A poucos minutos dali, junto ao Mercado de Órgãos, fizemos outra pausa. A mãe do Rony vende carne de porco assada naquele espaço gastronómico que reúne comunidade e visitantes. Era impossível recusar o tradicional pão com carne assada, e fruta da época, a manga, um pequeno luxo da terra.
Seguimos para Assomada, onde visitámos a recém-inaugurada "Rua d´Arte", na zona pedonal. Tivemos a sorte de encontrar a batucadeira Eneida Sena, do grupo Herança di Nós Terra, que estava a gravar um videoclipe. Hellen e Bonai aproveitaram a pausa entre gravações para conversar e guardar o momento em fotografia.

Hellen e batucadeira Eneida Sena
A etapa seguinte levou-nos novamente à ribeira de Boa Entrada, para revisitar o grandioso Polon, árvore que Hellen já carregava no coração desde a primeira viagem. Como se abraçasse uma velha amiga, aproximou-se do tronco com reverência, fechando os olhos por alguns instantes.

"Pé di Polon" na ribeira de Boa Entrada
Do centro da ilha seguimos para o norte, em direção a praia do Tarrafal. Mas antes, desviámos para a Piscina Natural de Cuba, na Ribeira da Prata. Era domingo, o local estava cheio, mas o mergulho fresco compensou a multidão. Aconselho sempre a visita em dias de semana, entre às 10h00 e às 15h30, quando o sol ilumina a piscina de tal forma que se vê o fundo cristalino e o azul parece cintilante. [ver vídeo promocional da Piscina Natural de Cuba]
A caminho do Tarrafal, a estrada atravessa duas maravilhas aturais do município: a praia de Ribeira da Prata e a caldeira vulcânica Maria Sevilha, onde a estrada entra mesmo de da caldeira.
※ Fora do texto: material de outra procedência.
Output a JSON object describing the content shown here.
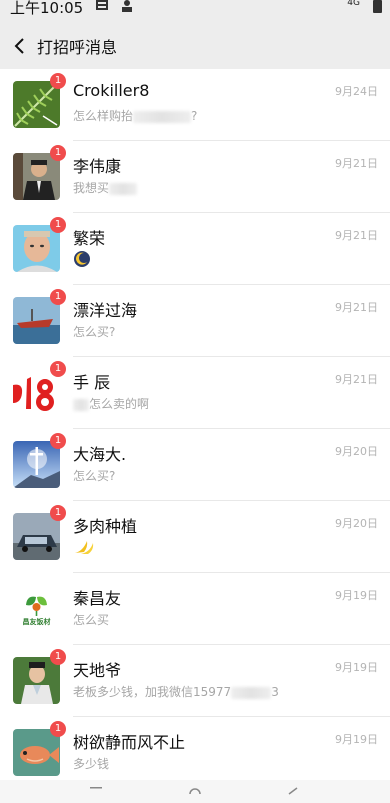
{
  "status": {
    "time": "上午10:05",
    "network": "4G"
  },
  "header": {
    "title": "打招呼消息"
  },
  "messages": [
    {
      "name": "Crokiller8",
      "preview": "怎么样购抬",
      "preview_tail": "?",
      "date": "9月24日",
      "badge": "1"
    },
    {
      "name": "李伟康",
      "preview": "我想买",
      "preview_tail": "",
      "date": "9月21日",
      "badge": "1"
    },
    {
      "name": "繁荣",
      "preview": "",
      "preview_tail": "",
      "date": "9月21日",
      "badge": "1"
    },
    {
      "name": "漂洋过海",
      "preview": "怎么买?",
      "preview_tail": "",
      "date": "9月21日",
      "badge": "1"
    },
    {
      "name": "手 辰",
      "preview": "怎么卖的啊",
      "preview_tail": "",
      "date": "9月21日",
      "badge": "1"
    },
    {
      "name": "大海大.",
      "preview": "怎么买?",
      "preview_tail": "",
      "date": "9月20日",
      "badge": "1"
    },
    {
      "name": "多肉种植",
      "preview": "",
      "preview_tail": "",
      "date": "9月20日",
      "badge": "1"
    },
    {
      "name": "秦昌友",
      "preview": "怎么买",
      "preview_tail": "",
      "date": "9月19日",
      "badge": ""
    },
    {
      "name": "天地爷",
      "preview": "老板多少钱，加我微信15977",
      "preview_tail": "3",
      "date": "9月19日",
      "badge": "1"
    },
    {
      "name": "树欲静而风不止",
      "preview": "多少钱",
      "preview_tail": "",
      "date": "9月19日",
      "badge": "1"
    }
  ],
  "avatars": [
    "fern-leaf",
    "man-in-suit",
    "man-portrait",
    "boat-at-sea",
    "red-number-art",
    "cross-sky",
    "car-outdoor",
    "changyou-logo",
    "costume-man",
    "fish-photo"
  ],
  "logo": {
    "text": "昌友饭材"
  }
}
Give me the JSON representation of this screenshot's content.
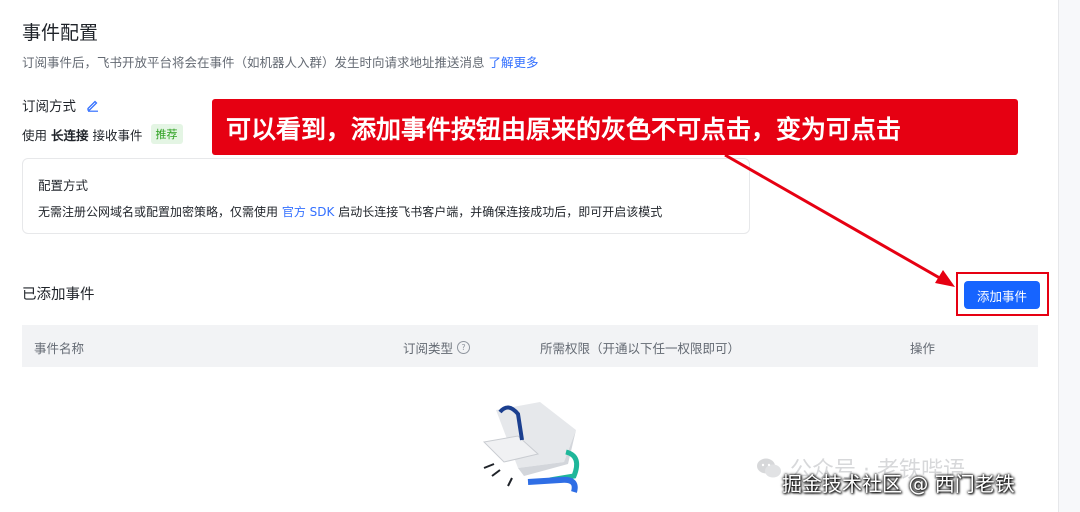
{
  "page": {
    "title": "事件配置",
    "description": "订阅事件后，飞书开放平台将会在事件（如机器人入群）发生时向请求地址推送消息",
    "learn_more": "了解更多"
  },
  "subscription": {
    "title": "订阅方式",
    "method_prefix": "使用",
    "method_bold": "长连接",
    "method_suffix": "接收事件",
    "tag": "推荐"
  },
  "config": {
    "title": "配置方式",
    "desc_prefix": "无需注册公网域名或配置加密策略，仅需使用",
    "sdk_link": "官方 SDK",
    "desc_suffix": "启动长连接飞书客户端，并确保连接成功后，即可开启该模式"
  },
  "events": {
    "title": "已添加事件",
    "add_button": "添加事件",
    "columns": [
      "事件名称",
      "订阅类型",
      "所需权限（开通以下任一权限即可）",
      "操作"
    ]
  },
  "annotation": {
    "text": "可以看到，添加事件按钮由原来的灰色不可点击，变为可点击",
    "color": "#e60012"
  },
  "watermarks": {
    "wechat": "公众号 · 老铁哔语",
    "juejin": "掘金技术社区 @ 西门老铁"
  },
  "icons": {
    "edit": "edit-pencil-icon",
    "help": "question-circle-icon",
    "empty": "empty-state-illustration",
    "wechat": "wechat-logo-icon"
  }
}
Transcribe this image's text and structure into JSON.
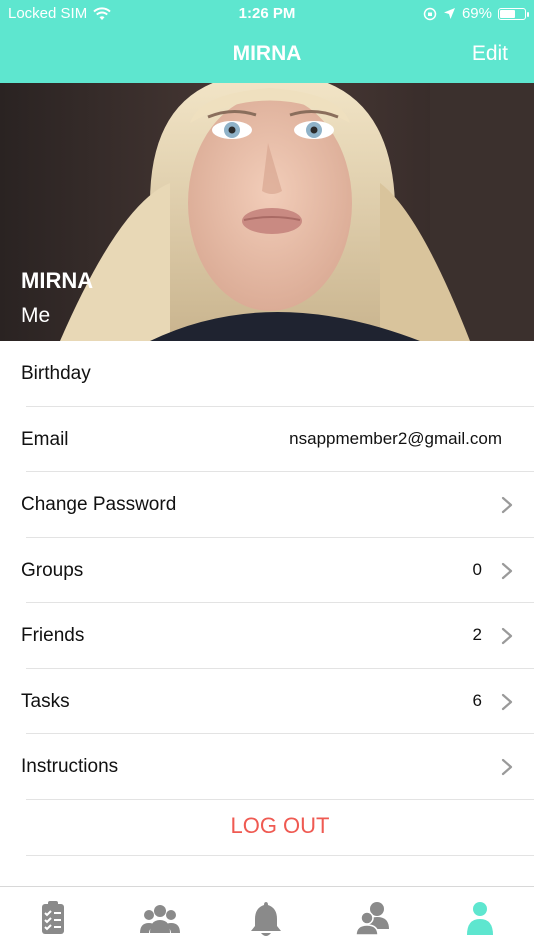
{
  "status_bar": {
    "carrier": "Locked SIM",
    "time": "1:26 PM",
    "battery_percent": "69%",
    "battery_level": 0.69
  },
  "nav": {
    "title": "MIRNA",
    "edit_label": "Edit"
  },
  "profile": {
    "name": "MIRNA",
    "subtitle": "Me"
  },
  "rows": [
    {
      "label": "Birthday",
      "value": ""
    },
    {
      "label": "Email",
      "value": "nsappmember2@gmail.com"
    },
    {
      "label": "Change Password",
      "value": ""
    },
    {
      "label": "Groups",
      "value": "0"
    },
    {
      "label": "Friends",
      "value": "2"
    },
    {
      "label": "Tasks",
      "value": "6"
    },
    {
      "label": "Instructions",
      "value": ""
    }
  ],
  "logout_label": "LOG OUT",
  "tabs": [
    {
      "icon": "checklist-icon",
      "active": false
    },
    {
      "icon": "group-icon",
      "active": false
    },
    {
      "icon": "bell-icon",
      "active": false
    },
    {
      "icon": "friends-icon",
      "active": false
    },
    {
      "icon": "person-icon",
      "active": true
    }
  ],
  "colors": {
    "accent": "#5ee6cf",
    "logout": "#ef5a52",
    "tab_inactive": "#8a8a8a"
  }
}
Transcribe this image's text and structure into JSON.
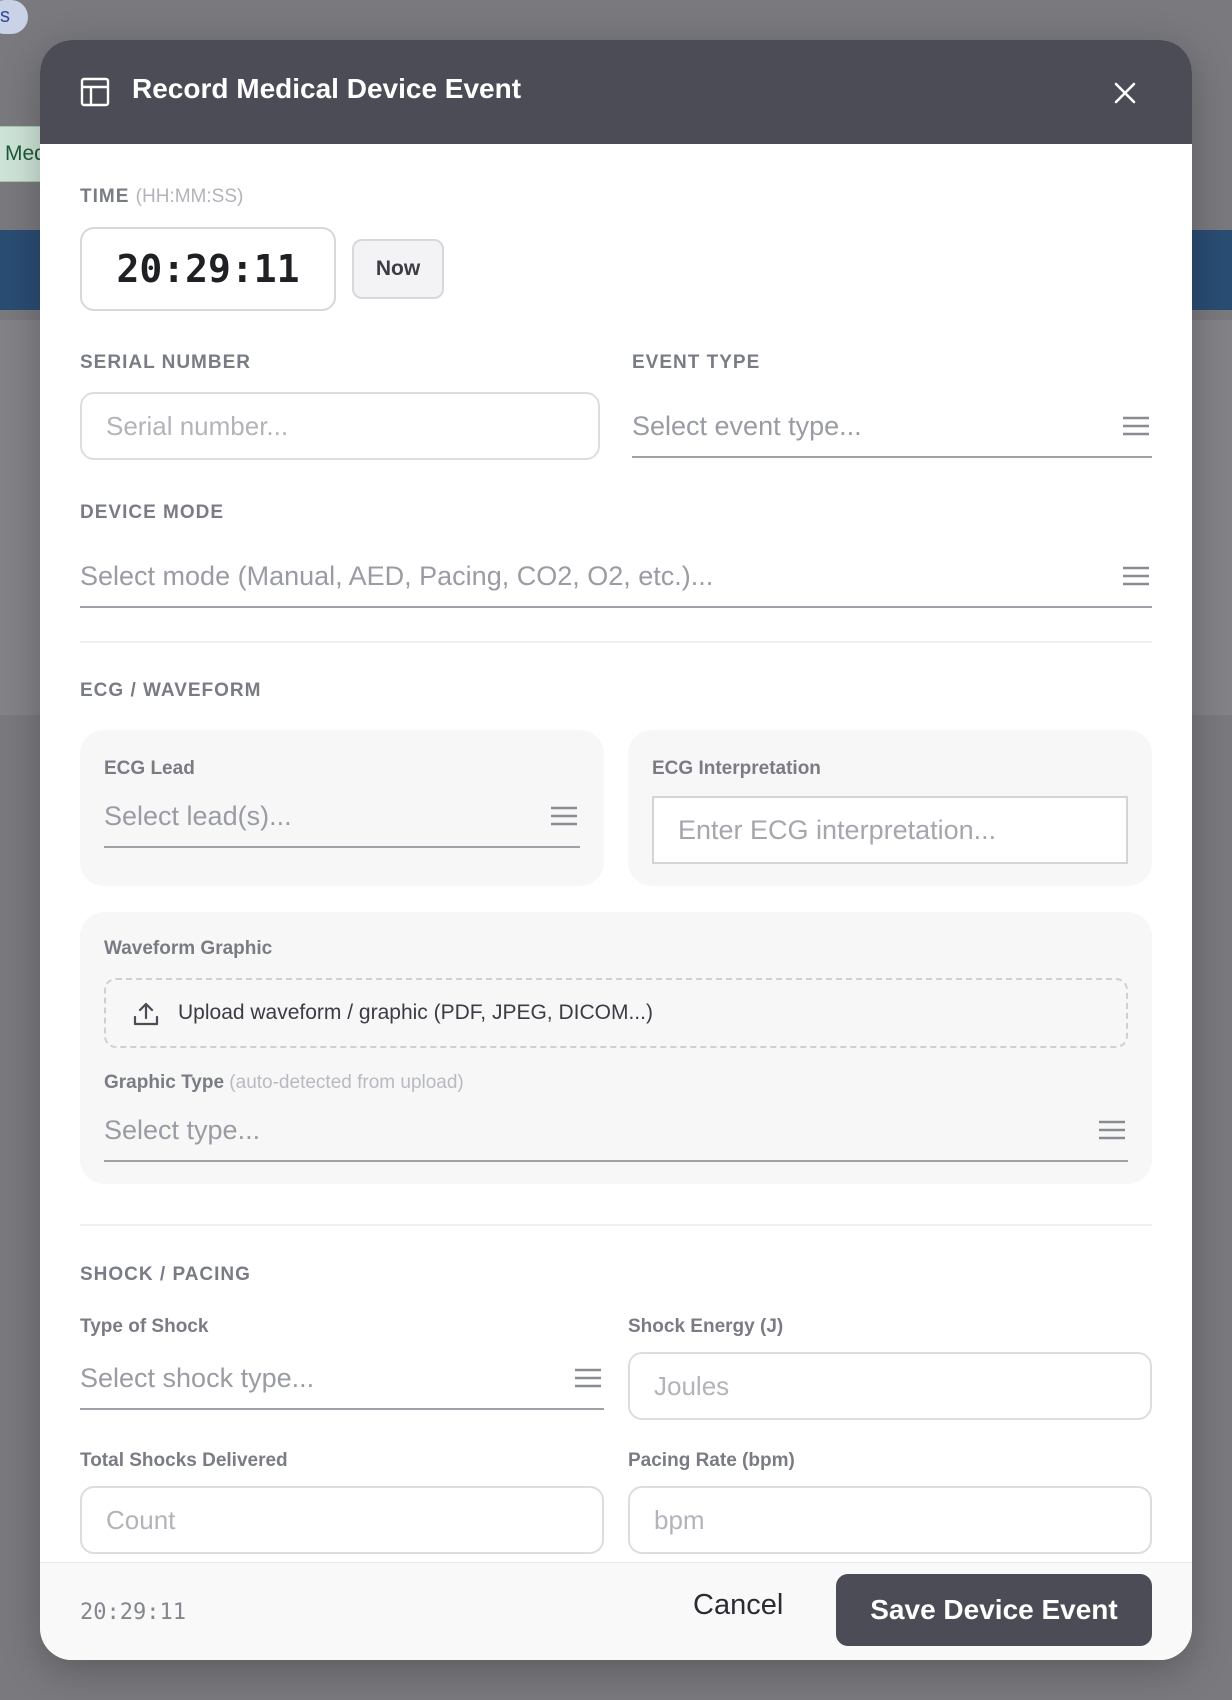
{
  "background": {
    "pill_text": "s",
    "tab_text": "Med"
  },
  "modal": {
    "title": "Record Medical Device Event",
    "header_icon": "table-layout-icon",
    "close_icon": "close-icon"
  },
  "time": {
    "label": "TIME",
    "hint": "(HH:MM:SS)",
    "value": "20:29:11",
    "now_label": "Now"
  },
  "serial_number": {
    "label": "SERIAL NUMBER",
    "placeholder": "Serial number..."
  },
  "event_type": {
    "label": "EVENT TYPE",
    "placeholder": "Select event type..."
  },
  "device_mode": {
    "label": "DEVICE MODE",
    "placeholder": "Select mode (Manual, AED, Pacing, CO2, O2, etc.)..."
  },
  "ecg": {
    "section_label": "ECG / WAVEFORM",
    "lead_label": "ECG Lead",
    "lead_placeholder": "Select lead(s)...",
    "interp_label": "ECG Interpretation",
    "interp_placeholder": "Enter ECG interpretation...",
    "waveform_label": "Waveform Graphic",
    "upload_label": "Upload waveform / graphic (PDF, JPEG, DICOM...)",
    "graphic_type_label": "Graphic Type",
    "graphic_type_hint": "(auto-detected from upload)",
    "graphic_type_placeholder": "Select type..."
  },
  "shock": {
    "section_label": "SHOCK / PACING",
    "type_label": "Type of Shock",
    "type_placeholder": "Select shock type...",
    "energy_label": "Shock Energy (J)",
    "energy_placeholder": "Joules",
    "total_label": "Total Shocks Delivered",
    "total_placeholder": "Count",
    "rate_label": "Pacing Rate (bpm)",
    "rate_placeholder": "bpm"
  },
  "footer": {
    "time": "20:29:11",
    "cancel_label": "Cancel",
    "save_label": "Save Device Event"
  }
}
A paisagem é sublime: o verde intenso das encostas, o negro da areia, o brilho do mar e, ao longe, o vulcão da ilha do Fogo desenhando o horizonte.
Já perto da praia do Tarrafal, a luz começava a cair. Não houve tempo para mostrar a Bonai aquele cartão-postal de areia dourada e águas calmas. O relógio impunha urgência: era preciso regressar à Praia para o ensaio com o grupo de batuku.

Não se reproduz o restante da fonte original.